Türk Başbakan Ahmet Davutoğlu 3 Şubat Çarşamba günü şu açıklamayı yaptı: Nerede bu yaralılar?
Halkların Demokratik Partisi, Türk Başbakan’a yanıt verdi: 30 Ocak öğlen saatlerine kadar Cudi Mahallesi Bostancı Sokak No:23’te 4 katlı binanın bodrum katında idiler.
Türk Başbakan’ı hepimizle dalga geçiyor!
‘Yaralılar yok’ demiyor ama yaralılar yok demeye getiriyor!
HDP yönetimi Türk Başbakan’a çağrı yaptı: Manipülasyondan, gerçekleri çarpıtmaktan medet umuyor iseniz gelin, 30 Ocak günü yaralılarla, kriz koordinasyon merkezi ile tüm diyaloglarımız ve 30 Ocak günü İHA görüntülerini kırpmadan, biçmeden, montajsız ve kesintisiz bir şekilde kamuoyu ile birlikte paylaşalım.
Telefonun bir ucunda HDP üzerinden Sağlık Bakanı, Başbakan Yardımcısı, diğerinde Cizre’deki bodrum… Sabah 08.00’den öğlen saat 13.00’e kadar bodrumla defalarca ve saatlerce telefon bağlantısı kuruldu.
Öğlen Saat 11.30 civarı HDP Milletvekili Meral Danış Beştaş, bodrumdaki telefonun ucundaki Mehmet Yavuzer’e şöyle dedi: “Bakanlıkla görüştük, onay verdiler. Biz sizi aradığımızda çıkacaksınız”.
Bodrumdan ‘tamam’ yanıtı geldi.
Saatler 12.00’yi gösterdiğinde Meral Danış Beştaş bodrumdakilere ‘Çıkın’ dedi. Telefon açık… bir-iki dakika sonra silahlar patladı. Yakarışlar, bağırışlar, ağlama sesleri, feryatlar…
Kısa bir süre sonra telefon kesildi. Saatlerce konuşulan bodrumdaki telefona dakikalarca ulaşılamadı. Yaklaşık kırk dakika sonra telefona ulaşıldığından bodrumdaki ses şöyle dedi:
“Enkaz altındayız enkaz!”
Yavuzer’in bu sözünden sonra telefon kesildi.
6 gündür o telefondaki sese ulaşılamıyor, 6 gündür o yaralılara ne oldu kimse bilmiyor, 6 gündür o bodrumda ne oldu kimsenin bilgisi yok!

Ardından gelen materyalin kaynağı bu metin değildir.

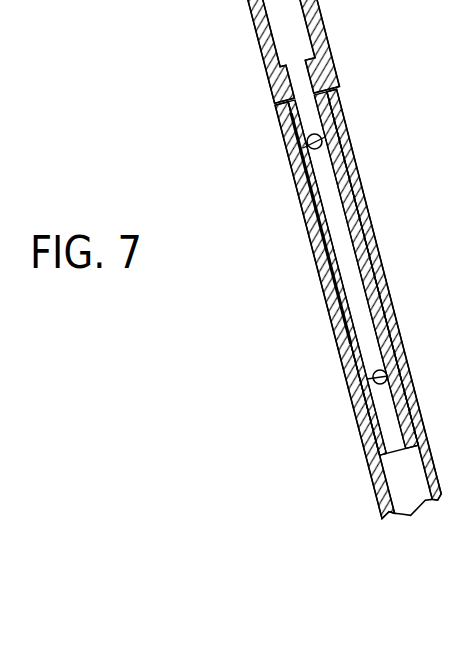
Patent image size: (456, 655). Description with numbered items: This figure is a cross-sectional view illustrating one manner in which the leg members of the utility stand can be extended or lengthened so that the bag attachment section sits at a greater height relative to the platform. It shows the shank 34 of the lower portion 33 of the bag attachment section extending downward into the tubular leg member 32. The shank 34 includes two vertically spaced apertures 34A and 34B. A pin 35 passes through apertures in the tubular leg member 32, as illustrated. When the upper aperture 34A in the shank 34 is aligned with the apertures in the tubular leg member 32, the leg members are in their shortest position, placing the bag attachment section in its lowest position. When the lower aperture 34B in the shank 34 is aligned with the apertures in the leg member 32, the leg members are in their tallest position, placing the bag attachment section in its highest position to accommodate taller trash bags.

The tubular leg member 32 is at (382, 500).
The lower portion of the bag attachment section 33 is at (257, 21).
The shank 34 is at (312, 284).
The aperture 34A is at (300, 147).
The aperture 34B is at (372, 384).
The pin 35 is at (326, 136).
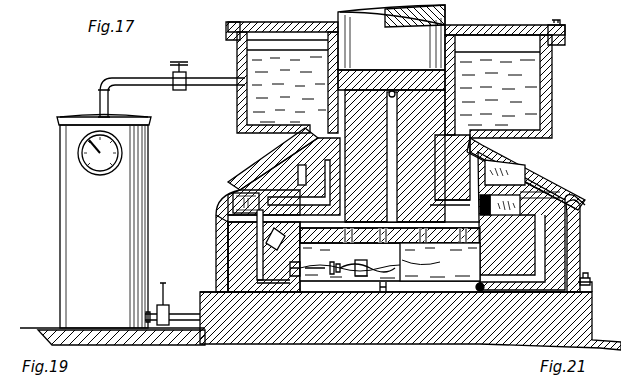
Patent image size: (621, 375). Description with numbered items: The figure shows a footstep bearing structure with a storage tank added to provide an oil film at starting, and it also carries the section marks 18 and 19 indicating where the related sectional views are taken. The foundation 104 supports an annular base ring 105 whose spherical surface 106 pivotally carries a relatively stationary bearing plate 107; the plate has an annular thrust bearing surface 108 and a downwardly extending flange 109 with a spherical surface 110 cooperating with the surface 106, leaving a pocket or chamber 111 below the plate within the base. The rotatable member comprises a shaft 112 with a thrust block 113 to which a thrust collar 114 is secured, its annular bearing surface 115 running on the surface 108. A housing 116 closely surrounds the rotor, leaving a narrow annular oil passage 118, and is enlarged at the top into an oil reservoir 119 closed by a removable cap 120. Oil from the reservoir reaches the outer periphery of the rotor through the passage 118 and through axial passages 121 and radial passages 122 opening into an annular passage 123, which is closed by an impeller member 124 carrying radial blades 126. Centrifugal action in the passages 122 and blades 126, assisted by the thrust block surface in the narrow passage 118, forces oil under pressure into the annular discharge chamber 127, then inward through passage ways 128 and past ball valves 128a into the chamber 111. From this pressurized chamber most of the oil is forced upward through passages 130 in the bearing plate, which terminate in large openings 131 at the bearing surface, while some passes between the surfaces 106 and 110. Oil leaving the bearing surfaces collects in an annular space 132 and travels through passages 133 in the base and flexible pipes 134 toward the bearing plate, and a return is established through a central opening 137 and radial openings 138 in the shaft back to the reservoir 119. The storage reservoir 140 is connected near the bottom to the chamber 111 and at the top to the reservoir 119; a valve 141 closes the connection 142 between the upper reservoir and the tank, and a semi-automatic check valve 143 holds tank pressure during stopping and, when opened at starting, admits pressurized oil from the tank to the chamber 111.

The foundation 104 is at (481, 340).
The annular base ring 105 is at (574, 264).
The spherical surface 106 is at (568, 249).
The bearing plate 107 is at (566, 196).
The annular thrust bearing surface 108 is at (532, 168).
The downwardly extending flange 109 is at (480, 282).
The spherical surface 110 is at (530, 228).
The chamber 111 is at (421, 282).
The shaft 112 is at (458, 25).
The thrust block 113 is at (528, 140).
The thrust collar 114 is at (540, 146).
The annular bearing surface 115 is at (486, 135).
The housing 116 is at (200, 195).
The annular oil passage 118 is at (262, 155).
The oil reservoir 119 is at (540, 70).
The removable cap 120 is at (546, 27).
The axial passages 121 is at (324, 132).
The radial passages 122 is at (252, 174).
The annular passage 123 is at (480, 260).
The impeller member 124 is at (556, 178).
The radial blades 126 is at (245, 195).
The annular discharge chamber 127 is at (216, 227).
The passage ways 128 is at (273, 295).
The ball valves 128a is at (310, 292).
The passages 130 is at (390, 262).
The openings 131 is at (390, 266).
The annular space 132 is at (230, 256).
The passages 133 is at (263, 275).
The flexible pipes 134 is at (381, 293).
The central opening 137 is at (452, 112).
The radial openings 138 is at (466, 54).
The storage reservoir 140 is at (63, 283).
The valve 141 is at (188, 79).
The connection 142 is at (142, 77).
The check valve 143 is at (165, 300).
The section line 18 is at (432, 203).
The section line 19 is at (415, 226).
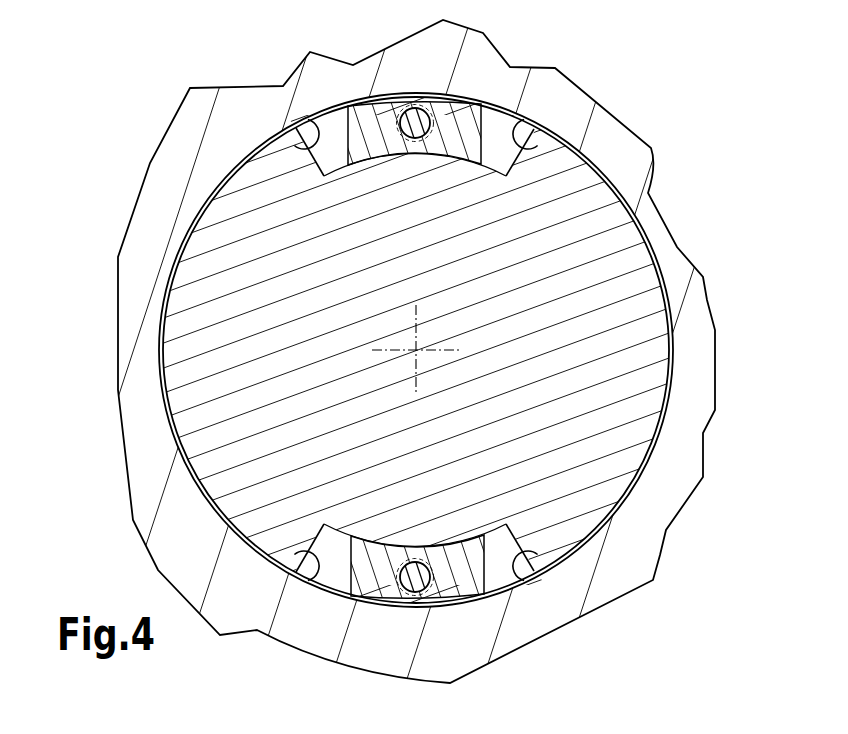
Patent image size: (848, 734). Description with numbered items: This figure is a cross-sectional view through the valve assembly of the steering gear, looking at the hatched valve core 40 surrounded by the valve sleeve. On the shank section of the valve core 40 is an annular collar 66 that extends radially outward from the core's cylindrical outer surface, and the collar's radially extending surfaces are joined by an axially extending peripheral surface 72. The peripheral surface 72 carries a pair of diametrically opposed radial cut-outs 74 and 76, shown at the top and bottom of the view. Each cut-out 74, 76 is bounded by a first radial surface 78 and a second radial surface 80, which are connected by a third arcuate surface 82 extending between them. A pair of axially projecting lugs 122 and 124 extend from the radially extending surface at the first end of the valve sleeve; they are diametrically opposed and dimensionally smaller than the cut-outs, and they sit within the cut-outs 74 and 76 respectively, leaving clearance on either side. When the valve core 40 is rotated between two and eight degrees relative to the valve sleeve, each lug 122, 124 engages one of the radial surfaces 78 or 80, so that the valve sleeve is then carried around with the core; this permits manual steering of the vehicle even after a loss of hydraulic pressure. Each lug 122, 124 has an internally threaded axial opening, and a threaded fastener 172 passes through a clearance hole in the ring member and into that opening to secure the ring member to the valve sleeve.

The valve core 40 is at (642, 280).
The annular collar 66 is at (648, 327).
The peripheral surface 72 is at (670, 352).
The radial cut-out 74 is at (497, 135).
The radial cut-out 76 is at (536, 572).
The first radial surface 78 is at (524, 119).
The second radial surface 80 is at (321, 117).
The third arcuate surface 82 is at (553, 152).
The axially projecting lug 122 is at (460, 118).
The axially projecting lug 124 is at (457, 580).
The threaded fastener 172 is at (415, 110).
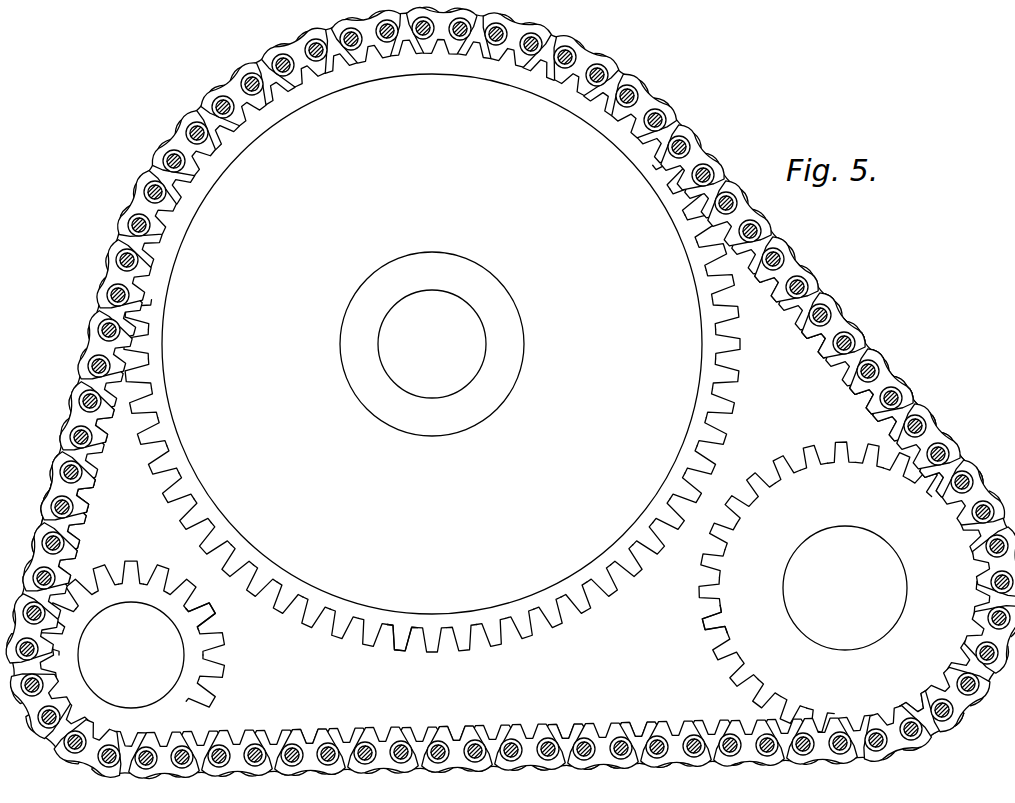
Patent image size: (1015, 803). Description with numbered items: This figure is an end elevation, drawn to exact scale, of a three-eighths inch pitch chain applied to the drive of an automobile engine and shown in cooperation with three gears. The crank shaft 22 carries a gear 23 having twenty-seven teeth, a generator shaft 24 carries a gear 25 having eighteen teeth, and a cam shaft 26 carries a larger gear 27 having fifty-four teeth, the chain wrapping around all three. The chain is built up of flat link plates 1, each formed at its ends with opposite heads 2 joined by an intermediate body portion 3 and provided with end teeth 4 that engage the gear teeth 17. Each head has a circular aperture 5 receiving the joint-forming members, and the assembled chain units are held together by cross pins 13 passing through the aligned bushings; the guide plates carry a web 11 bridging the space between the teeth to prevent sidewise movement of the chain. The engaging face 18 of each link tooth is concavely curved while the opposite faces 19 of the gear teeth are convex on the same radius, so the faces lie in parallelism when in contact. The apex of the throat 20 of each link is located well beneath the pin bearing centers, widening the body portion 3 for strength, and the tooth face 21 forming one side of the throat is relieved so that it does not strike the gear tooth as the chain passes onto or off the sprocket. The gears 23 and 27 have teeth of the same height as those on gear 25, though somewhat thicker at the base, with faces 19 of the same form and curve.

The link plate 1 is at (930, 445).
The head 2 is at (861, 345).
The body portion 3 is at (47, 488).
The end teeth 4 is at (87, 473).
The circular aperture 5 is at (962, 470).
The web 11 is at (772, 290).
The cross pin 13 is at (900, 388).
The gear teeth 17 is at (165, 560).
The engaging face 18 is at (848, 372).
The convex face 19 is at (393, 640).
The throat 20 is at (816, 338).
The tooth face 21 is at (860, 402).
The crank shaft 22 is at (822, 632).
The gear 23 is at (693, 638).
The generator shaft 24 is at (175, 655).
The gear 25 is at (195, 700).
The cam shaft 26 is at (450, 377).
The gear 27 is at (612, 593).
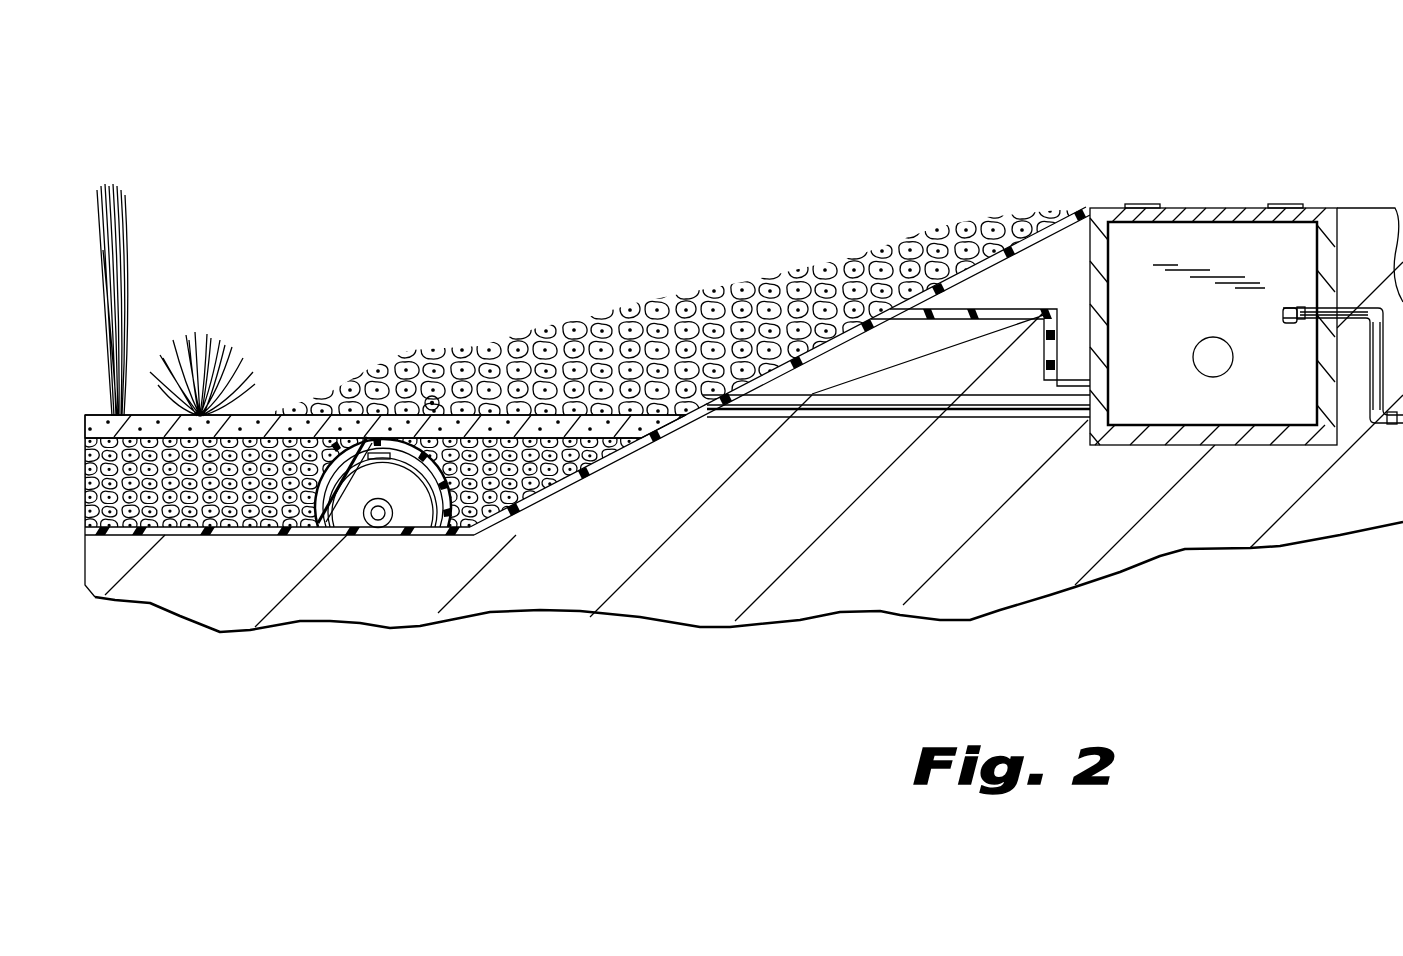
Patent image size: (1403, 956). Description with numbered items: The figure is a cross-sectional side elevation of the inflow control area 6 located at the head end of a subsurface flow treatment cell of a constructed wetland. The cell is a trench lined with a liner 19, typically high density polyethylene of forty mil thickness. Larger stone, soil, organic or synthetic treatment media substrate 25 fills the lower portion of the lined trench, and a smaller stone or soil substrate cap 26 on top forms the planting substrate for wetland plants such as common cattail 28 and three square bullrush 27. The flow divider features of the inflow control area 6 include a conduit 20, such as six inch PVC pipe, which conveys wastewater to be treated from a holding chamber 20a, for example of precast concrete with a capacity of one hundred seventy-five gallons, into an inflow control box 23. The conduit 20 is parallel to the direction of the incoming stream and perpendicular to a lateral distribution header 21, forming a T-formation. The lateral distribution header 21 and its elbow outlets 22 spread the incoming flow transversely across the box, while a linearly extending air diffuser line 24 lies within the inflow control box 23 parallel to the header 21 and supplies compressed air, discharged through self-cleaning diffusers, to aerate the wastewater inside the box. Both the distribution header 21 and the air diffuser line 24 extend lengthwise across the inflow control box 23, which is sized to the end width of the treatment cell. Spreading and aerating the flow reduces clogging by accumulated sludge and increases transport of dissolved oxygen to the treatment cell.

O bodrumda 32 insan var; 16’sı yaralı, 7’si ölü… Ve devlet bunların tek tek isimlerini biliyor. 32 insan nerede, ne durumda?
Mehmet Yavuzer orada.
Feride Yıldız orada.
Ferhat Saltıkal, Ali Fırat Kalkan, Mustafa Vartıyak orada.
Mustafa Aslan, Tahir Çiçek, Rıdvan Ekinci orada.
Dersim Aksay, İslam Balıkesir, Serdar Pişkin, Ferhat Karaduman orada.
Sercan Uğur, Rohat Aktaş, Fehmi Dinç, Hacer Aslan, Gülistan Üstün, Sakine Şiray orada.
Berjin Demirkaya orada.
Ramazan İşçi, Mahmut Duymak, Kasım Yana, Osman Gökan, İzzet Gündüz orada.
Cihan Karaman’ın cansız bedeni iki haftadır o bodrum katında ölü yatıyor, Sultan Irmak’ın cansız bedeni o bodrumda ölü yatıyor!
Türk Başbakanı’nın, Vali’nin, Kaymakamın bilgisi dahilinde o bodrumdan çıkacakken ateş eden kim?
Bunun bilgisi ve görüntüsü devlette var. O halde bu bilgi kamuoyu ile neden paylaşılmıyor?
Yoksa o bodrumda o insanlar infaz mı edildi?
Devlet sadece bir şehri yok etmiyor, gerçekleri de yok ediyor!
O bodrumda ölüme terk edilen sadece o 32 can değil; insan ve hakikat ölümün pençesinde…
Hakikat o binada…
O bodrumdan 39 cenaze çıkarsa hiç kimse çözümden ve bir arada yaşamaktan bahsedemez! Yaşanmakta olan bir katliam girişimi ve bunu örtme çabasıdır. Hiçbir şey eskisi gibi olmaz. Tablo vahim! Herkes sorumluluğunu yerine getirmelidir.